Reason ‘always in the middle’


To the Editor:

We’ve all heard comments about the NFL players kneeling. For the past 40 years, I’ve tried to make some sense of events. I have no answers for anyone, not even myself, but I do have some standards which I try to apply in controversies. St. Thomas Aquinas said that reason is always in the middle. The American Indians were said to say that one should never say anything about another until you have walked a mile in his shoes.

Many persons have different reactions to the sight of well-paid African Americans kneeling on the sidelines as the national anthem is being played. Some of the remarks are unsuitable, to say the least. Others are of a subdued but patriotic nature. But ALL are entitled to their opinions.

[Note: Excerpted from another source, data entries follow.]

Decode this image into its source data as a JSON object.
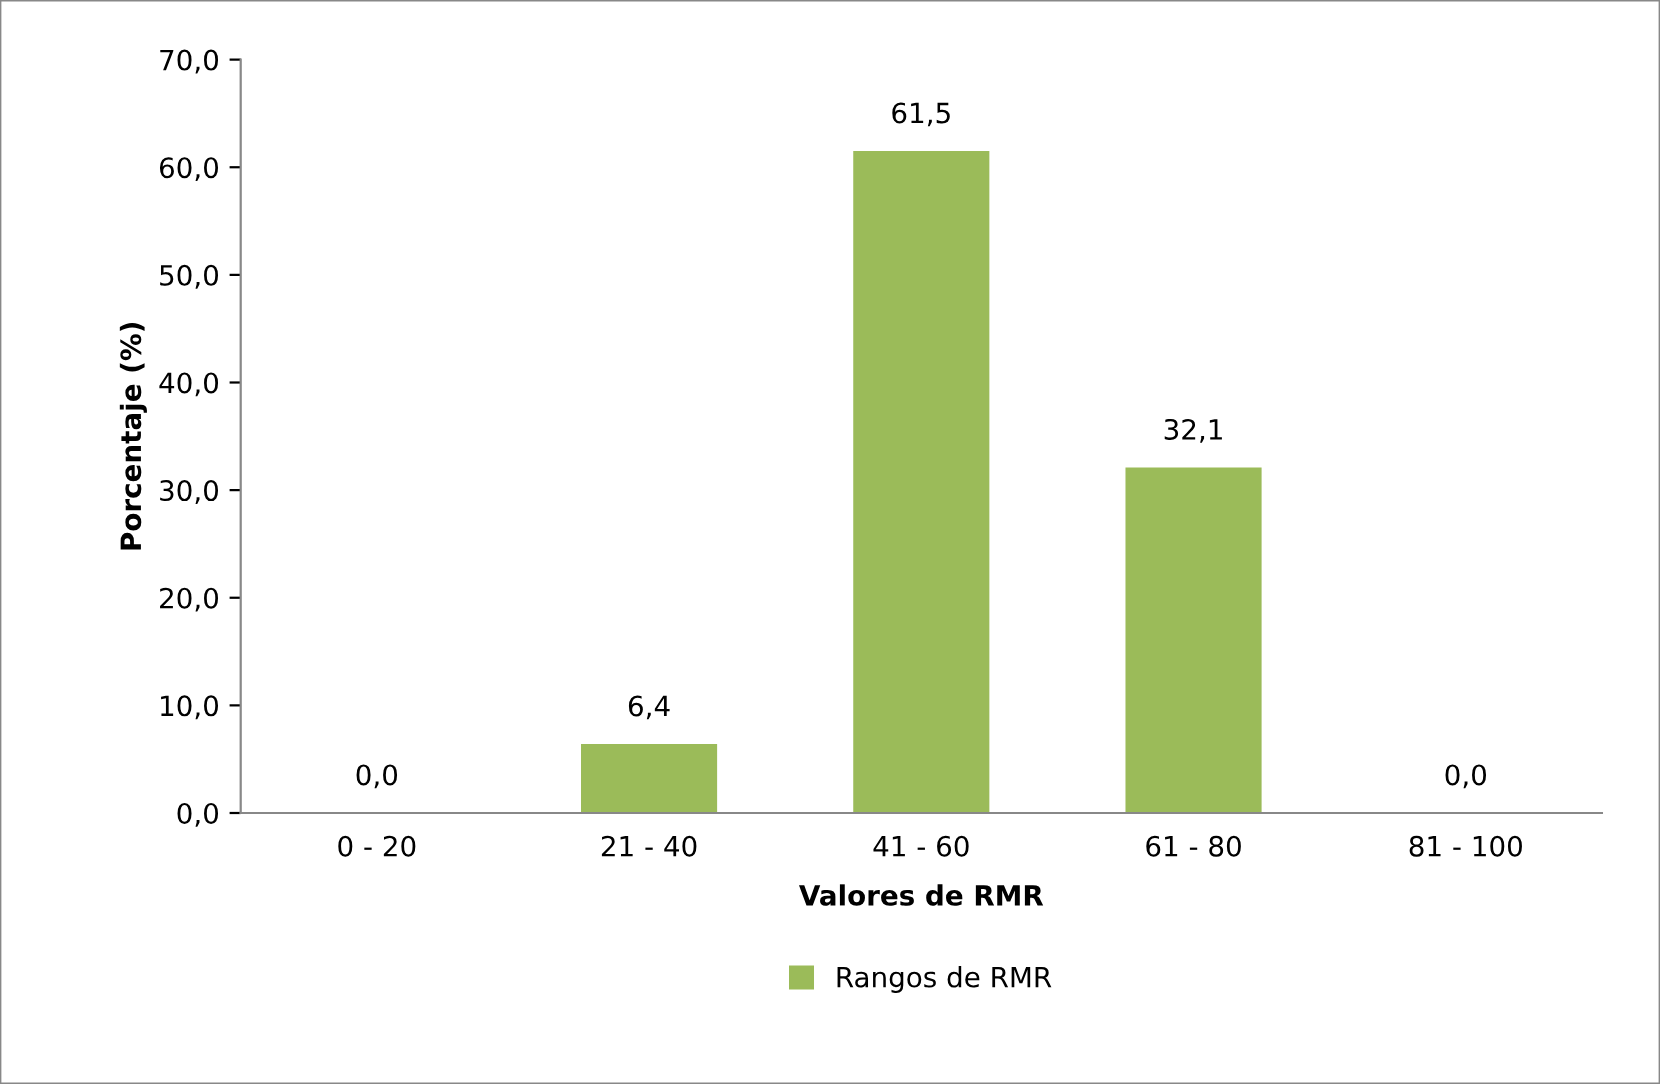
{
  "chart_data": {
    "type": "bar",
    "categories": [
      "0 - 20",
      "21 - 40",
      "41 - 60",
      "61 - 80",
      "81 - 100"
    ],
    "series": [
      {
        "name": "Rangos de RMR",
        "color": "#9bbb59",
        "values": [
          0.0,
          6.4,
          61.5,
          32.1,
          0.0
        ],
        "value_labels": [
          "0,0",
          "6,4",
          "61,5",
          "32,1",
          "0,0"
        ]
      }
    ],
    "xlabel": "Valores de RMR",
    "ylabel": "Porcentaje (%)",
    "ylim": [
      0,
      70
    ],
    "yticks": [
      {
        "value": 0,
        "label": "0,0"
      },
      {
        "value": 10,
        "label": "10,0"
      },
      {
        "value": 20,
        "label": "20,0"
      },
      {
        "value": 30,
        "label": "30,0"
      },
      {
        "value": 40,
        "label": "40,0"
      },
      {
        "value": 50,
        "label": "50,0"
      },
      {
        "value": 60,
        "label": "60,0"
      },
      {
        "value": 70,
        "label": "70,0"
      }
    ],
    "grid": false,
    "legend": "bottom"
  }
}
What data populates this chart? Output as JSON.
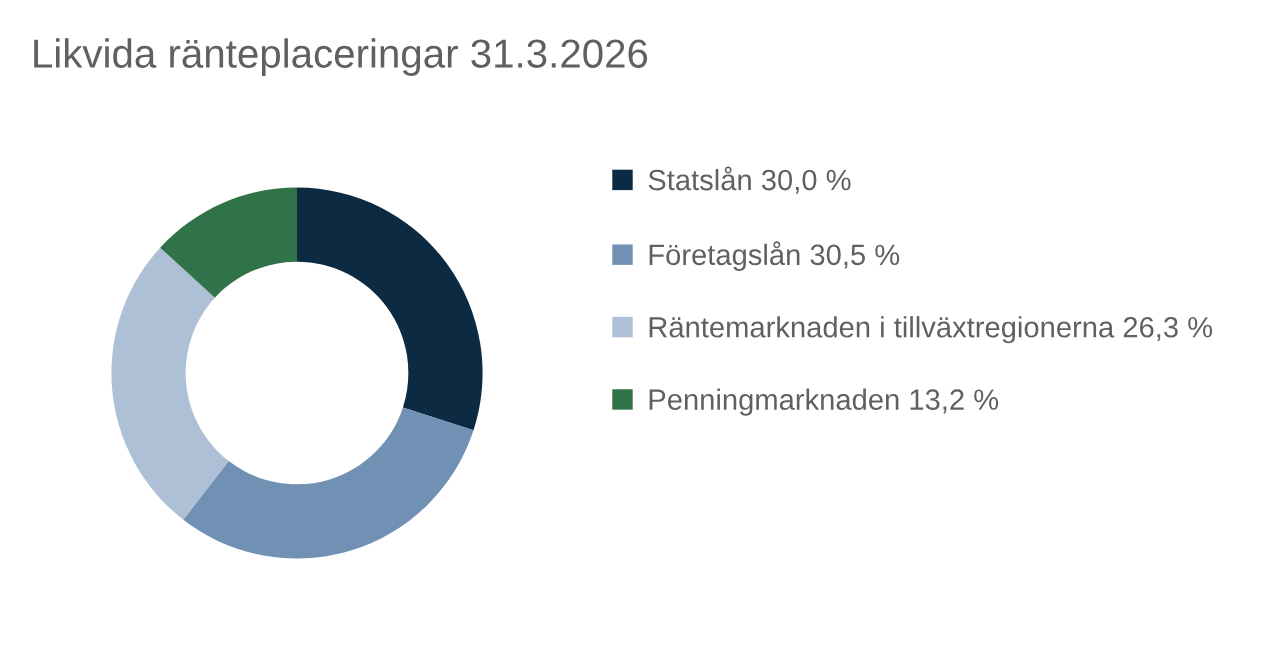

I have served two hitches in the United States Army in five different countries and at sea. I served an old Army troop transport taking European refugees to South America. We had all different ethnic, religions and national persons (DPs) seeking a new home in the New World.

My second hitch was first in Japan at a “Repl Depot,” where thousands and thousands of troops from all U.N. nations were coming and going to the war across the Sea of Japan. Later, I was transferred the the 11th Evac Hospital at Wonju, Korea, where I served as a surgical corpsman carrying them in and out and cleaning up afterward. Later, I was assigned to the 981st Field Artillery Bn as a senior medical aid man. Our other aid man was a black man and a fine soldier. During all this time our Army was integrated and because of poverty, educational deferments and draft-dodging, our forces were disproportionately non-white.

One thing I learned during all these experiences was: no matter who they were or what ethnic or national group, you could use the same blood plasma, same types, regardless of ethnicity, race or color; and they all suffered and died. The same is true of our people in our cities where crime is rampant and poverty holds sway. Many of our professional athletes came from those conditions. Their prowess has seemingly liberated them, but almost all of them have lost friends and loved ones, and have seen nightly newscasts in which it seems that society has written them off of unworthy of the protection and security others enjoy.

Each person, erect or seated or kneeling, has his or her own dreams and hopes and fears, and expresses them in prayer to his or her deity.

Please give them the dignity of their own aspirations, dreams and fears. Please keep them in your prayers.